Long-Term Holders Drive Bitcoin Scarcity
Bitcoin’s long-term holders are now absorbing newly issued supply at a pace significantly higher than miner issuance. New on-chain data shows that the 30-day supply change among long-term holders has surged far above the current monthly issuance rate.
This difference indicates the existence of supply-side pressure in the market because long-term traders are making strong demand. Issuance is now at about 27,000 BTC every month after the halving event.
But long-term holders are putting considerably more than that amount into their wallets. This continuous activity decreases tradable volume and provides a basis for price rise.
Long-term holders are now absorbing BTC over 55 times faster than what miners are issuing each month. This is the sign of a conviction-driven demand, when market players would rather want to hold than sell.
Such persistent accumulation is seen as a bullish long-term signal. In addition to on-chain metrics, historical price trends also favor Bitcoin in the current month.
July Delivers 71% Win Rate for Bitcoin as Retail Wallets Join Accumulation Trend
July is one of the strongest months for Bitcoin performance. From 2012 to 2025, the month has delivered positive returns in 10 out of 14 years. That amounts to a 71% success rate.
This includes a 41.03% gain in July 2012 and a 23.34% increase in July 2021. More recent data confirms that July 2025 has already shown positive movement, with a 10.24% increase.
The tenth month is even higher than July in terms of profit consistency. In the last 14 years, there has been a high percentage of positive returns experienced in October. This implies that the fourth quarter could also continue with the bullish mode, provided market conditions are good.
Like long-term holders, retail-sized Bitcoin wallets are also absorbing more BTC than miners are issuing each month, indicating stronger grassroots accumulation. According to new on-chain data, wallets holding less than 100 BTC (classified as Shrimps, Crabs, and Fish) are collectively accumulating around 19,300 BTC per month.
Retail and Institutional Buys Intensify BTC’s Supply Tightening
In comparison, monthly Bitcoin issuance from miners stands at only 13,400 BTC. This trend means that smaller holders are absorbing all newly mined Bitcoin and more.
This is creating measurable supply-side tightening in the market. The data indicates that the number of BTC that this class of investors is buying is approximately 6,000 more than the amount created by miners.
This change is one of the major signs of the increasing belief by retail investors. Hence, this continuing net intake could lead to strains on the available supply.

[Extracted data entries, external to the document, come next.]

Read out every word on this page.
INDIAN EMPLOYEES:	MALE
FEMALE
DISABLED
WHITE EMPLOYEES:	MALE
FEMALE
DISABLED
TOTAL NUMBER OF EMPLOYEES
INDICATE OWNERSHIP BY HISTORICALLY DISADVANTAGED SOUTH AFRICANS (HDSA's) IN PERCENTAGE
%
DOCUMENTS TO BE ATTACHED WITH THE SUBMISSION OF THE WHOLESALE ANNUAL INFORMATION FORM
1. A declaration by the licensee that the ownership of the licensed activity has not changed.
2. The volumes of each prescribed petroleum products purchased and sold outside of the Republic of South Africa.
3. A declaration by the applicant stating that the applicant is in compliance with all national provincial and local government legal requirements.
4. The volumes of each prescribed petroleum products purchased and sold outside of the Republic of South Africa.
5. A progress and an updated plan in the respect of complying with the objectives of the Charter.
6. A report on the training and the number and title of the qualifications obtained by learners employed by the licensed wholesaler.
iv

With the reduction in issuance after the halving, an upward price pressure is likely to take place. Meanwhile, institutional demand for Bitcoin keeps increasing.

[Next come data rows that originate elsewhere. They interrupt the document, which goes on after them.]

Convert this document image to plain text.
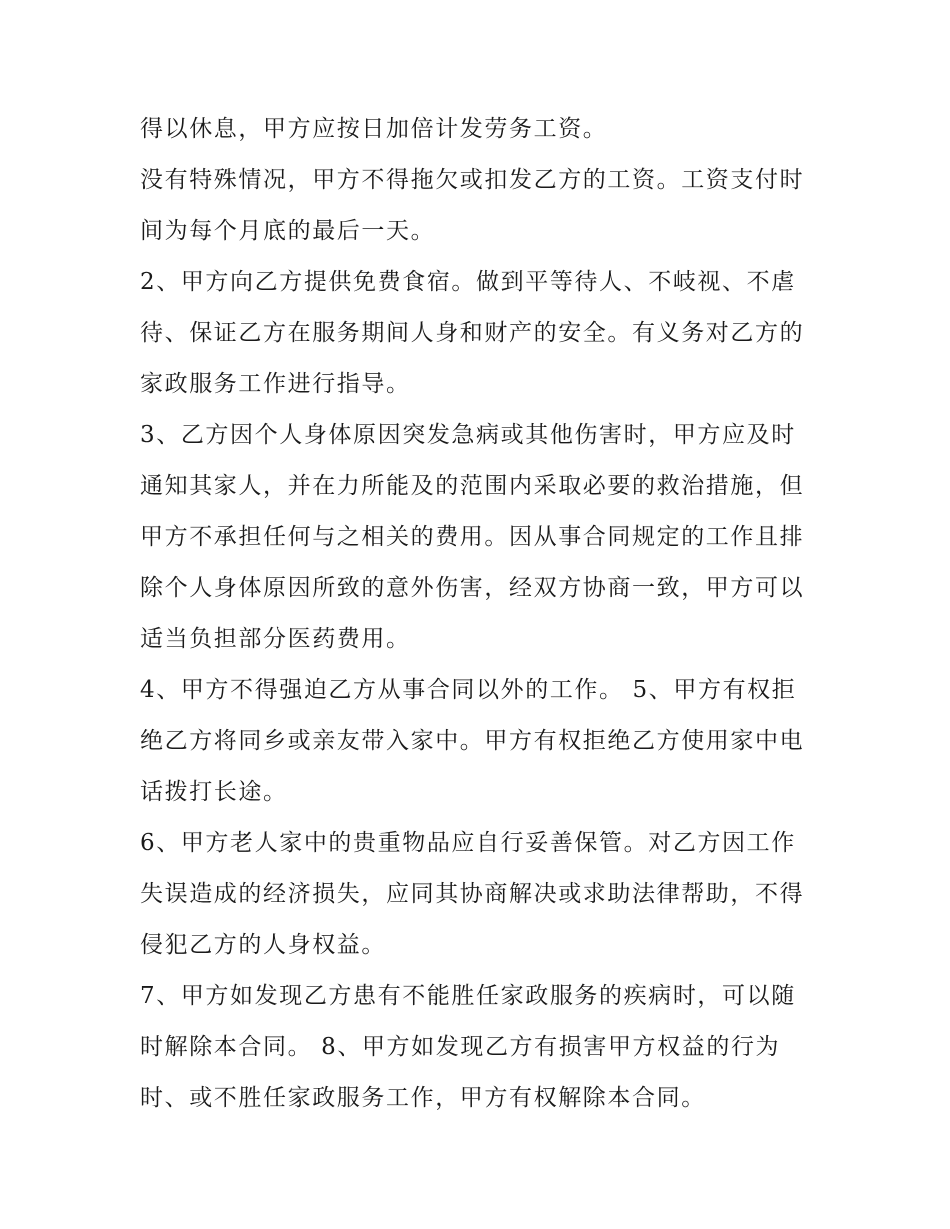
得以休息，甲方应按日加倍计发劳务工资。
没有特殊情况，甲方不得拖欠或扣发乙方的工资。工资支付时
间为每个月底的最后一天。
2、甲方向乙方提供免费食宿。做到平等待人、不岐视、不虐
待、保证乙方在服务期间人身和财产的安全。有义务对乙方的
家政服务工作进行指导。
3、乙方因个人身体原因突发急病或其他伤害时，甲方应及时
通知其家人，并在力所能及的范围内采取必要的救治措施，但
甲方不承担任何与之相关的费用。因从事合同规定的工作且排
除个人身体原因所致的意外伤害，经双方协商一致，甲方可以
适当负担部分医药费用。
4、甲方不得强迫乙方从事合同以外的工作。 5、甲方有权拒
绝乙方将同乡或亲友带入家中。甲方有权拒绝乙方使用家中电
话拨打长途。
6、甲方老人家中的贵重物品应自行妥善保管。对乙方因工作
失误造成的经济损失，应同其协商解决或求助法律帮助，不得
侵犯乙方的人身权益。
7、甲方如发现乙方患有不能胜任家政服务的疾病时，可以随
时解除本合同。 8、甲方如发现乙方有损害甲方权益的行为
时、或不胜任家政服务工作，甲方有权解除本合同。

On July 11, Bitcoin spot ETFs had a net inflow of $1.03 billion. This was the seventh consecutive day of net inflows of positive inflows. This daily demand shows that institutions are increasingly investing more capital into BTC, establishing it as a long-term asset.
There is also a consistent inflow of capital in Ethereum ETFs. The same day as their BTC counterparts, they registered net inflows of $205 million. This marked six days of inflows in a row by ETH-related spot funds.
Corporate Buy Reaches All-Time High on Q2 2025
The continued popularity of both ETFs shows that mainstream investors are putting more confidence in crypto-derivative financial products. On one side, retail holders are absorbing BTC directly from the open market.
On the other hand, institutions are acquiring large quantities through ETF channels. Both flows are reducing the available supply on exchanges and in circulation.
The current monthly retail accumulation rate now exceeds miner supply by nearly 44%. This supply effect may change when there’s a sudden increase in demand.
In the meantime, the rate of Bitcoin treasury acquisitions is growing historically fast, and Q2 2025 witnessed the greatest single-quarter acquisition in history. 152,800 BTC was purchased within this quarter alone.
Early quarters from Q3 2020 to Q2 2025 show steady but modest growth. However, accumulation begins to rise noticeably in 2023 and continues upward.
But Q2 2025 breaks all previous records by a wide margin. With corporate demand surging and issuance declining post-halving, the market is entering a new phase of aggressive accumulation.